Never-ending evolution of pranks in film, real life

The legendary and sometimes feared holiday of April Fools’ Day is here and perhaps students should start putting their guard up.

April Fools’ Day is known for its jokes, but more sinisterly known for outrageous pranks. These pranks can range anywhere from hiding in your roommate’s closet until he or she gets home and abruptly burst out of the closet with a scream, or more elaborate pranks like the legendary YouTube prank of tearing a hundred phonebooks apart and flooding a roommate’s room.

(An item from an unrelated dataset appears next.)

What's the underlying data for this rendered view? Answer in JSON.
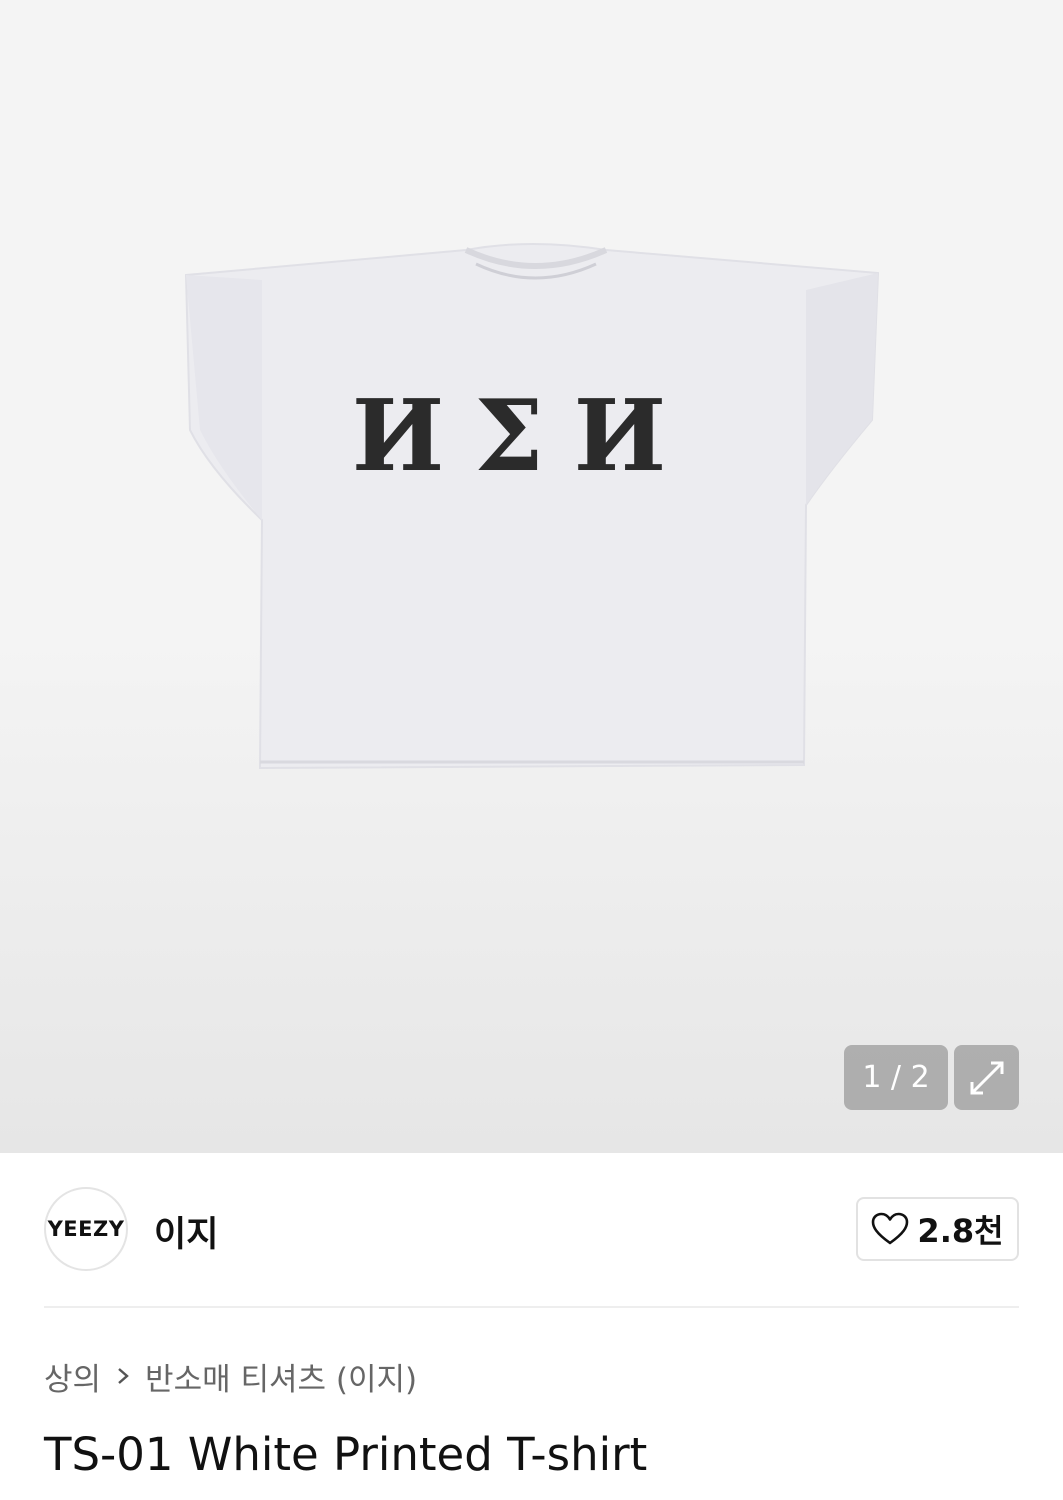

YouTube is a virtual guide for anyone who wants to be a prank artist. Some of the most entertaining and most viewed videos on YouTube contain pranks and often the much funnier pranks gone wrong.

Take the legendary Halloween prank of putting a mask on and posing as a giant stuffed zombie or monster on your porch to scare would be candy-seekers. The YouTube version of the prank is not taken too well by the young man who goes by the door and the unfortunate owner of the household is met with a punch to the face during his failed scare attempt.

The legendary cast of “Jackass” performs some of the most outrageous pranks ever seen. The recent DVD release of their box office hit, “Jackass 3D,” gives audiences the ability to see these jaw-dropping pranks.

The movie starts off with star and co-founder Johnny Knoxville hiding a giant, spring-loaded hand to slap other stars as they enter a doorway. The ultimate giant hand prank is pulled on unexpected Bam Margera who also had the treat of six bags of flour taped to the same giant hand.

Margera is later brought to tears when he is tricked into falling into a pit where the “Jackass” team then drops a giant tub of snakes into the pit.Snakes happen to be Margera’s biggest fear.

Great pranks do not need the budget of a Hollywood movie or a legendary cast of wacko’s like in “Jackass.”

The legendary senior prank has been a staple for any graduating class of high school students for generations. Whether it is a keg of root beer for the class picnic, an organized rally, jumping into the schools pool, or the hated and overused stink bombs, high schools have seen every form of prank imaginable.

Now that the day has come, the wit and shear tenacity of would-be prank artists comes into being. Perhaps a new YouTube sensation will be the result of the holiday or maybe just a lot of angry and frightened victims, only time will tell.